In the new research, a team from Advanced Cell Technology and Children's Hospital Boston obtained cow eggs (oocytes) and removed and discarded the eggs' DNA.

In its place, they implanted nuclear DNA from skin cells taken from the ears of adult cows. The cells were then induced to become embryonic cell masses that were transferred into surrogate mother cows for a five- to six-week incubation period.

This step was necessary because researchers do not yet know how to induce bovine embryonic stem cells to become specific organs. Scientists know how to do this with human cells, however, and the cell masses used for human therapeutic cloning would not have to be implanted into surrogate mothers.

Six weeks after implantation, heart, skeletal muscle and kidney cells from the cow embryos were collected and grown in the laboratory. These were then seeded onto three-dimensional scaffolds in the shape of kidneys and other organs. These structures were then implanted into the cows from which the DNA was obtained.

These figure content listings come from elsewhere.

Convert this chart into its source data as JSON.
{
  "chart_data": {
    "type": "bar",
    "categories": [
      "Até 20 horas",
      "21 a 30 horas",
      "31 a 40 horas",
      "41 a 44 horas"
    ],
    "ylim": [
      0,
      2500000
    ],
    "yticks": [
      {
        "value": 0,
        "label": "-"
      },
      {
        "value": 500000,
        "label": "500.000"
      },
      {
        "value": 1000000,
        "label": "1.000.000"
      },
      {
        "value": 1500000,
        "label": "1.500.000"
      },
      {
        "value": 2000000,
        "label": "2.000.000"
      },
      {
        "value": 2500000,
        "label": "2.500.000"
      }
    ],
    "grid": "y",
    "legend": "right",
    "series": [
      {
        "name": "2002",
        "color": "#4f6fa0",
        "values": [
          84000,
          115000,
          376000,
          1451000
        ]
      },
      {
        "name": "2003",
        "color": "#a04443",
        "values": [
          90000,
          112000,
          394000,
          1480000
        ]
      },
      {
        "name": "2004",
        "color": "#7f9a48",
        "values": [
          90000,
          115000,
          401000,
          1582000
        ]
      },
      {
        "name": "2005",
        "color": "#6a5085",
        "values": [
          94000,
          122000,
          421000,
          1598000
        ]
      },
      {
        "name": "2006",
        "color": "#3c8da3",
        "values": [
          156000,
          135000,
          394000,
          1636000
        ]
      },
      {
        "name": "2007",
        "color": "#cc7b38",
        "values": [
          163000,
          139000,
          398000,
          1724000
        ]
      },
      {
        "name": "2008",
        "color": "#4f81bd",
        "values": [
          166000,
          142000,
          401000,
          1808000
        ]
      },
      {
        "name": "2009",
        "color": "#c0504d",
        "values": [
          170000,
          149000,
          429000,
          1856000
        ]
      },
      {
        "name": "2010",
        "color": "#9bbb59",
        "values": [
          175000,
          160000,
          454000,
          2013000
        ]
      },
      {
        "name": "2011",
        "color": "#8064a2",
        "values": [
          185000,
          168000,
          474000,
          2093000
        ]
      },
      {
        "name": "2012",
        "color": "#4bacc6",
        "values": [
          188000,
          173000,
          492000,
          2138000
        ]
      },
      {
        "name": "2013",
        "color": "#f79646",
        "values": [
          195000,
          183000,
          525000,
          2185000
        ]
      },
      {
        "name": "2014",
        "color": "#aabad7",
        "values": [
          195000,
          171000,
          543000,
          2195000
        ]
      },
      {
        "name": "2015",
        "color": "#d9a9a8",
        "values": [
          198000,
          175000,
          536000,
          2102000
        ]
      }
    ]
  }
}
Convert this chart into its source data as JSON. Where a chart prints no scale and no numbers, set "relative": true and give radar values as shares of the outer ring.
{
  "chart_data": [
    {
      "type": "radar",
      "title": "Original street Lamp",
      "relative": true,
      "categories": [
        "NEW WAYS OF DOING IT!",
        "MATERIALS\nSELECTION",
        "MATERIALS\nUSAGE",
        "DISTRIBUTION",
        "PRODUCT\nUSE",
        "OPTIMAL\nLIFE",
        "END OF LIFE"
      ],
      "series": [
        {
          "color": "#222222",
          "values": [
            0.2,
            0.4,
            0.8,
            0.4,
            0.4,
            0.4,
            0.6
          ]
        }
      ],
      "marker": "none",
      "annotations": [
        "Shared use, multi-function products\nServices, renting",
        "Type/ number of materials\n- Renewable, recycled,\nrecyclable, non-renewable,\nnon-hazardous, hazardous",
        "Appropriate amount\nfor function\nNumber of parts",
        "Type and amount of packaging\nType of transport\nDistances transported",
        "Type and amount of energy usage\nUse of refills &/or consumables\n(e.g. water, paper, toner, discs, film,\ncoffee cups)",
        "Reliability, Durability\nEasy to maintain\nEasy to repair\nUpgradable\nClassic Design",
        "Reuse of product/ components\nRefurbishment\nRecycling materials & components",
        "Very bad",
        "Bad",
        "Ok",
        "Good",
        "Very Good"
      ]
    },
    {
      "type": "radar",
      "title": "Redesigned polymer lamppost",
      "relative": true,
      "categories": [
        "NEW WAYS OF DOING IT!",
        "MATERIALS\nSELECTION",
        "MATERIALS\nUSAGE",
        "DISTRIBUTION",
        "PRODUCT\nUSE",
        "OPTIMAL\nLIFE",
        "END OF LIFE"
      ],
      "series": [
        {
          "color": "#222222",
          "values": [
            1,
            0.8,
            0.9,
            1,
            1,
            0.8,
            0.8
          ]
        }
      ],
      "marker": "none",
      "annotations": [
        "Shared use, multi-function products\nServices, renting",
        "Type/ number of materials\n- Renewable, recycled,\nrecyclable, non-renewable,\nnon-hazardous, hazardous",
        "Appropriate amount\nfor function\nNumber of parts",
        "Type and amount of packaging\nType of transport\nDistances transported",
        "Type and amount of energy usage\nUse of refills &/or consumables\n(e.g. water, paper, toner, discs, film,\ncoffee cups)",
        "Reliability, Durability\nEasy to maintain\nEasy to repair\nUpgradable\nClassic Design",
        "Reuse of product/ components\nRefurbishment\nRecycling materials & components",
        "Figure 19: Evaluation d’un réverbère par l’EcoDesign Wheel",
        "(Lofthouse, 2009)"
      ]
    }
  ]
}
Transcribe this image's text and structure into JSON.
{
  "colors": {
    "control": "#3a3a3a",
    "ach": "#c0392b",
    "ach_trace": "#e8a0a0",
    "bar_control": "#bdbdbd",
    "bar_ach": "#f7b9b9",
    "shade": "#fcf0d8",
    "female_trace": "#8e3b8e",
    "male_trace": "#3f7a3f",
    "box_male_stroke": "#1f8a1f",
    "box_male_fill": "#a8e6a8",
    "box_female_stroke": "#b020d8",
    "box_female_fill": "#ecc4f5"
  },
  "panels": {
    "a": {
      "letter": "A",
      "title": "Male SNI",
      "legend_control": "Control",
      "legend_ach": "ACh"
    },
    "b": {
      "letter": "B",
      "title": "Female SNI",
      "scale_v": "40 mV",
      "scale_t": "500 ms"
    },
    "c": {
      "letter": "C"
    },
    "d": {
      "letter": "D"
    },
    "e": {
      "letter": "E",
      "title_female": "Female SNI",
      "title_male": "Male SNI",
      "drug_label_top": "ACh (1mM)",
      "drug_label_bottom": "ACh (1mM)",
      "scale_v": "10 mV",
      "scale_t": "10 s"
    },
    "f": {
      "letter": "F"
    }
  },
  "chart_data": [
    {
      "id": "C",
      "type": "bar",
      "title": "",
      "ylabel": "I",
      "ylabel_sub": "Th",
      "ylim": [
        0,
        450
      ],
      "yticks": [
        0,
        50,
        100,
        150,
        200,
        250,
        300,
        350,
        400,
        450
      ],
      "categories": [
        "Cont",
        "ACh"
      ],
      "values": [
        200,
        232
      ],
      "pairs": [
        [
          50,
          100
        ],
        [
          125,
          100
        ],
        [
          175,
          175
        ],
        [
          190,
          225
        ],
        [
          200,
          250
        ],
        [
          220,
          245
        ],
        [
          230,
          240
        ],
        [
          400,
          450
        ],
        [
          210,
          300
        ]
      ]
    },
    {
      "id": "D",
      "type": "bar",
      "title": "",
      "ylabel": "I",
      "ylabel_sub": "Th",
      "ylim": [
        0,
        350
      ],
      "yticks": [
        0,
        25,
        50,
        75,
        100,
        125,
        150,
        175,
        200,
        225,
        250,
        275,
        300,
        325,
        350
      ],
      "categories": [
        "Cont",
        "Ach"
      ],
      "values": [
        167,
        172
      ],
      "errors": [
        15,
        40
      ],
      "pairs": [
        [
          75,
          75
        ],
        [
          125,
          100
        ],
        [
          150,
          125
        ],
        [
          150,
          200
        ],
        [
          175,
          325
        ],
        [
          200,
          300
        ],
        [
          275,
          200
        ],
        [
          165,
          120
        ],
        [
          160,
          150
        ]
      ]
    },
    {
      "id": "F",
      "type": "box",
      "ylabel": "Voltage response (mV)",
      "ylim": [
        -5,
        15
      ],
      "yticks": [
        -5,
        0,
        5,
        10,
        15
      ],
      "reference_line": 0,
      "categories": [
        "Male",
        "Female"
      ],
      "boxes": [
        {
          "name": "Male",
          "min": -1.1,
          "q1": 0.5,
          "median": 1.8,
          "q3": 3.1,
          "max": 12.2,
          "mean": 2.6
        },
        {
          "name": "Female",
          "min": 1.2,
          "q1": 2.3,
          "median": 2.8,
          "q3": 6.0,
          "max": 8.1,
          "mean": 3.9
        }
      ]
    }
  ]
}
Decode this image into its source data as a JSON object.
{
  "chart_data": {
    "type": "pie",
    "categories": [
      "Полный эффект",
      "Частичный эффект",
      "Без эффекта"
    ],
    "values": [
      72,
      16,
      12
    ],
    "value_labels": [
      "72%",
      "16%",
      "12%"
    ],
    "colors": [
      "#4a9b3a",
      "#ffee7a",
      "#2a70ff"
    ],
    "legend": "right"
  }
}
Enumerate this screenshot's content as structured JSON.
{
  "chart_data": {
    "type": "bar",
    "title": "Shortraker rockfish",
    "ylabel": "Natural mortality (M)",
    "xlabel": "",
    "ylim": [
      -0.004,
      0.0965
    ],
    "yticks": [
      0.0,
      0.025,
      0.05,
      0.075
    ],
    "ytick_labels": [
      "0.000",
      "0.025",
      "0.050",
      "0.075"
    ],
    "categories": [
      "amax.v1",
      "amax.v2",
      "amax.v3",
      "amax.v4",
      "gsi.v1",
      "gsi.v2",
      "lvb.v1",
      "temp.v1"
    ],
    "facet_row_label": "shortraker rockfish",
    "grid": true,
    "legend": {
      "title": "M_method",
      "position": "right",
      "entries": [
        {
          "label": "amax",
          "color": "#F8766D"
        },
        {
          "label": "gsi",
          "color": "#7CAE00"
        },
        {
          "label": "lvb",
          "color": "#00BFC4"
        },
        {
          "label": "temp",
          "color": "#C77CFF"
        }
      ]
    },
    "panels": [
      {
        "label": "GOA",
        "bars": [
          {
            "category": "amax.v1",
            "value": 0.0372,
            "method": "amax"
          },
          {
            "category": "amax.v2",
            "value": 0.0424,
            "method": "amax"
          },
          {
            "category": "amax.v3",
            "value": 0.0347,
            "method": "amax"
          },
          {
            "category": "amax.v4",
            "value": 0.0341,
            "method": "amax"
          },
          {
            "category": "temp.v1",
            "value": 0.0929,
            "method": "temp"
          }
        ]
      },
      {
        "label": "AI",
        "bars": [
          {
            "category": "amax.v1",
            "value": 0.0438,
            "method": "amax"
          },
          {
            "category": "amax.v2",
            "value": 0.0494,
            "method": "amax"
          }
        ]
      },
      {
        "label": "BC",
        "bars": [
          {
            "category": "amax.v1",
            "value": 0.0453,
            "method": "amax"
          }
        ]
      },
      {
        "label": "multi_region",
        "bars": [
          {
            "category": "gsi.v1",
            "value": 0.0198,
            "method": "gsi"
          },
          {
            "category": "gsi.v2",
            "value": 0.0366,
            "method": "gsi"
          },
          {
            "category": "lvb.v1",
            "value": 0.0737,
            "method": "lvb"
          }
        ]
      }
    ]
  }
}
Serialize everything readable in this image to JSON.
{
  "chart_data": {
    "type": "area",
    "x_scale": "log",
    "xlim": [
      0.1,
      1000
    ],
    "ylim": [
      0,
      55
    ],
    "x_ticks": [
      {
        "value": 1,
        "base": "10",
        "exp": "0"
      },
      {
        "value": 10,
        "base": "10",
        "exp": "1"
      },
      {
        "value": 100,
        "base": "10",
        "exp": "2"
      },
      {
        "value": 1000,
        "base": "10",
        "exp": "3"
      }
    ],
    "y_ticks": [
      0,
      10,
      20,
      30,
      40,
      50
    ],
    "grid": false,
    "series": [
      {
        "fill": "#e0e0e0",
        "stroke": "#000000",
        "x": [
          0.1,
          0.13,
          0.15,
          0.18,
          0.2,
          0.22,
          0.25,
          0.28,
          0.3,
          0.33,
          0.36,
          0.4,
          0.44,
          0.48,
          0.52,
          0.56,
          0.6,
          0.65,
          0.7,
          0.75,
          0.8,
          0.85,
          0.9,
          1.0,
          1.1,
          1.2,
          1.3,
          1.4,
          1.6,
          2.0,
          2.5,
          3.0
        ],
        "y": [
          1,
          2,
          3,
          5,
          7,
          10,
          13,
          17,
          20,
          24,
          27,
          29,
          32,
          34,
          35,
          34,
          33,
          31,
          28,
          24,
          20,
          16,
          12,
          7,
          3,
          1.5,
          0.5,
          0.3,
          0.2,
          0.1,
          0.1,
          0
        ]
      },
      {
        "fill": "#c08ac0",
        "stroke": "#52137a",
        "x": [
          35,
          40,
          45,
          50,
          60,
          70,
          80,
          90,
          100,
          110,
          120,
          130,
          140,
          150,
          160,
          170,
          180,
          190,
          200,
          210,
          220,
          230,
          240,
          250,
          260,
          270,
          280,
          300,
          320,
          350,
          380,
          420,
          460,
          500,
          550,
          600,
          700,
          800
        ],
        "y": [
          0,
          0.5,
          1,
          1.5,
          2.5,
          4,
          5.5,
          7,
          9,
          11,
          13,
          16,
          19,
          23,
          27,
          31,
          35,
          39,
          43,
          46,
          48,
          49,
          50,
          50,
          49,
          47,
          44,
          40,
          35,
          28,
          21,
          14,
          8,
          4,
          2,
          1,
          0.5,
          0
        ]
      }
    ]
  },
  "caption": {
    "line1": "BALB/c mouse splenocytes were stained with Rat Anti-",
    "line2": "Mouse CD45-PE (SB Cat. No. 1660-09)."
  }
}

The results were "pretty spectacular," Lanza said. Not only were the tissues not rejected, but they spontaneously grew into functioning organs.

The kidney cells, for example, grew into a small kidney that became connected to the body's blood system. These kidneys removed toxic materials from the blood stream with about 60% of a natural kidney's efficiency and dumped them into a straw-colored urine, Lanza said.

The kidneys also produced critical hormones and vitamins that are normally produced by the natural organs.

The next step, said Atala, is to grow larger organs that might be used to replace the natural kidneys. "This was just a first step, and there is still a lot of work that needs to be done," he said. "It's hard to predict a time scale now."